I am aware that it does nothing to place a problem or a bunch of issues on the table if we are not provided tools in which to work on them. People, me included seem to be a bit lost. I never heard or learned this until I was an adult, but this is a good rule to know. I used to work for the Army…not as a soldier but as a civilian. It was difficult work sometimes and more than likely my boss was a military officer. Now Army officers are different from ordinary people. But more unique in this breed were the Warrant Officers. I learned a lot from them. So, here’s something you can put in your tool box for caring.
If you bring me a problem, bring me a solution.

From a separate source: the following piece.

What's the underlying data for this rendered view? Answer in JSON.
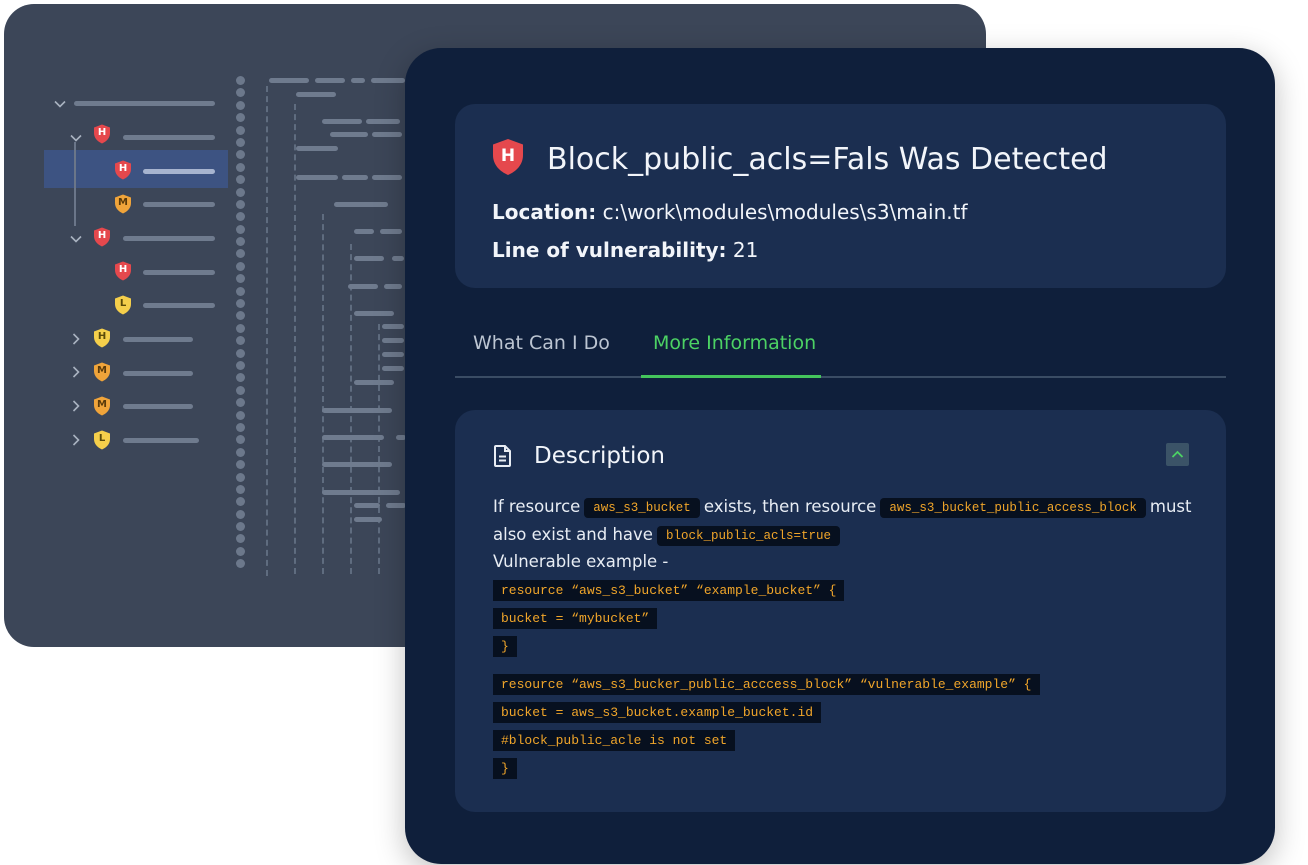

Let’s talk on this a bit. I don’t know about you, but I can walk outside my front door and sooner or later I will see a problem. It is the same with children. We need only look at the lines of children waiting for the school bus to come. Are they dressed appropriately? Are they standing with the group or on their own? Are they smiling and laughing or do they appear tired? You could come up with any number of answers for these questions. Now, what if the child is yours. Now, are you more tuned in for the answers to those questions? I think parents have gotten a collective judgement on their child raising skills. Collective because we only remember the horrible parent…and the minute we see a child acting up…”It’s the parent’s fault!” Here lies the first problem….blaming parents for everything their children do wrong. Remember when you were a kid? Did your parent teach you right from wrong? I bet, some of us still chose to do the wrong sometimes. How is that the parent’s fault? Well, somebody has to be responsible, right?
Solution: Stop blaming anyone!
It doesn’t deal with the problem. I recall saying that if the fire department came to your house because it was on fire but instead of putting out the fire…decided that they must decide “blame” first….what happens to the house? Well, not a happy ending at all.
I will leave you to ponder this for awhile. Look around and see if you can identify “problems” and come up with possible “solutions”. I will continue to share tools from my tool box that I have picked up along my journey. You are definately going to need to fill up your tool box so that you too can be empowered to help give a voice to a child or perhaps even help them write their own story. It’s a process. Won’t happen over night, but I believe that when you know better, you do better.